We simply marginalised $P(y)$. Notice that we have the information for $ P(y \mid x) $ in our transition matrix $ B $. The tricky part is figuring out the joint probabilities for all the possibilities of $x$. Let’s look at the two main approaches to solving for this.

Some Approaches

Quick Step Back

Before we dive in, let’s make sure we understand what the “hard” part is. We’re looking to maximise over all the possible joint probabilities of $x$. This get exponentially harder with each time step. If $ |\mathbf{X}| = m $, at first we’re choosing between $m$ values. For two time steps, we’re looking at $m^2$ possible paths, and so on up to $m^T$ for $T$ time steps.

This problem is begging for some dynamic programming, where we remember paths taken to avoid total recalculation at each time step, kind of like Hansel and Gretel.

The Forward Algorithm

Let’s say we just want to estimate $x_t$, for one time step, and we have observations from previous time steps. In other words we want $P(x_t, y_{t=0:t})$. Let’s call it $\alpha_t(x_t)$. This can be marginalised over all possibilities for $x_{t-1}$:

$$ \alpha_t(x_t) = P(x_t, y*{t=0:t}) = \sum*{x*{t-1}} P(x*t, x*{t-1}, y_{t=0:t}) $$

We’re looking to get something recursive. We can use the chain rule on the above:

$$ \alpha_t(x_t) = \sum_{x_{t-1}} P(y_t \mid x_t, x_{t-1}, y_{t=0:t-1}) P(x_t \mid x_{t-1}, y_{t=0:t-1}) P(x_{t-1}, y_{t=0:t-1}) $$

The first term in the sum can be simplified since our transition matrix $B$ encodes $y_t$ given $x_t$, regardless of other information:

$$ \begin{eqnarray} \alpha_t(x_t) &=& P(y_t \mid x_t) \sum_{x_{t-1}} P(x_t \mid x_{t-1}, y_{t=0:t-1}) P(x_{t-1}, y_{t=0:t-1}) \ &=& P(y_t \mid x_t) \sum_{x_{t-1}} P(x_t \mid x_{t-1}) \alpha_{t-1}(x_{t-1}) \end{eqnarray} $$

We have our recursion! This means that at each time step, we can do a quick calculation based on our transition probabilities in $A$ and $B$. The algorithm is no longer exponential in the number of time steps. Now that we have a feel for how to attack this problem, we can look at the closely related Viterbi algorithm to solve for overall maximum likelihood!

The Viterbi Algorithm

Remember that we want to find the most likely $ x^* = (x_0, x*1, …, x*T) $ based on our observations $y_{t=0…T}$. What we’ll do at each time step is remember the highest likelihood path. That way at each step $t$ to $t+1$ we’re only calculating the most likely extra step required.

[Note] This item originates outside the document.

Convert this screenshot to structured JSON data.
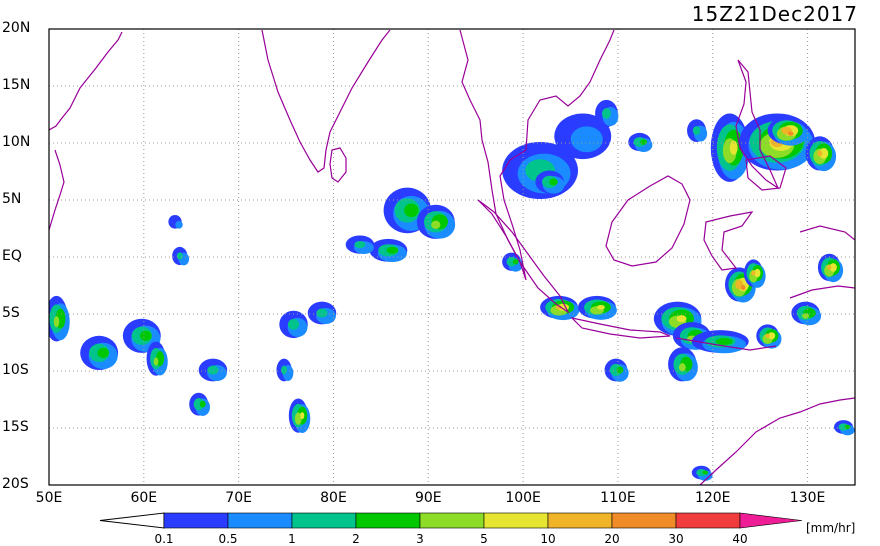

One thing we haven’t mentionned that we’ll need is an inital distribution for the states at time 0. Call this $\pi \in \mathbb{R}^m$. The way we recall likelihood is through a “value function” for each time step:

$$V_{t} = (V_{t,1}, …, V_{t,m})$$

That is the total “value” from getting to each state at time $t$. We then define the recursion:

$$ \begin{eqnarray} V_{1,k} &=& P(y_1 \mid k) \cdot \pi_k \ V_{t,k} &=& P(y_t \mid k) \cdot max_{x \in \mathbf{X}}( a_{x,k} \cdot V_{t-1, x} ) \end{eqnarray} $$

Recall there $a_{ij}$ just comes from our transition matrix $A$. It may take a second to get your head around this, but just remember we’re taking the highest likelihood path at each step. By saving the $x$ value we chose at each step, we have our sequence $x^*$.

Question: Can you figure out the big-O complexity of this algorithm in terms of $T$ and $|\mathbf{X}|$?

Conclusion & Extensions

Hidden Markov Models are extremely useful in practice. By making a few assumptions, they can provide a good balance of informational richness and tractability. HMMs are also a great stepping stone to more generalised probabilistic graphical models!

Now that we’ve explored the basics, can you think of some extensions to our model? Here are some that initially come to my mind:

• Consider different transition matrices $A_t$ and $B_t$ for each time step
• Allow for multiple hidden layers
• Solve using Monte Carlo methods
• Extend the Markov assumption to 2, 3, or more time steps back!

I’m sure there are many more. Hope you had fun, and thanks for reading!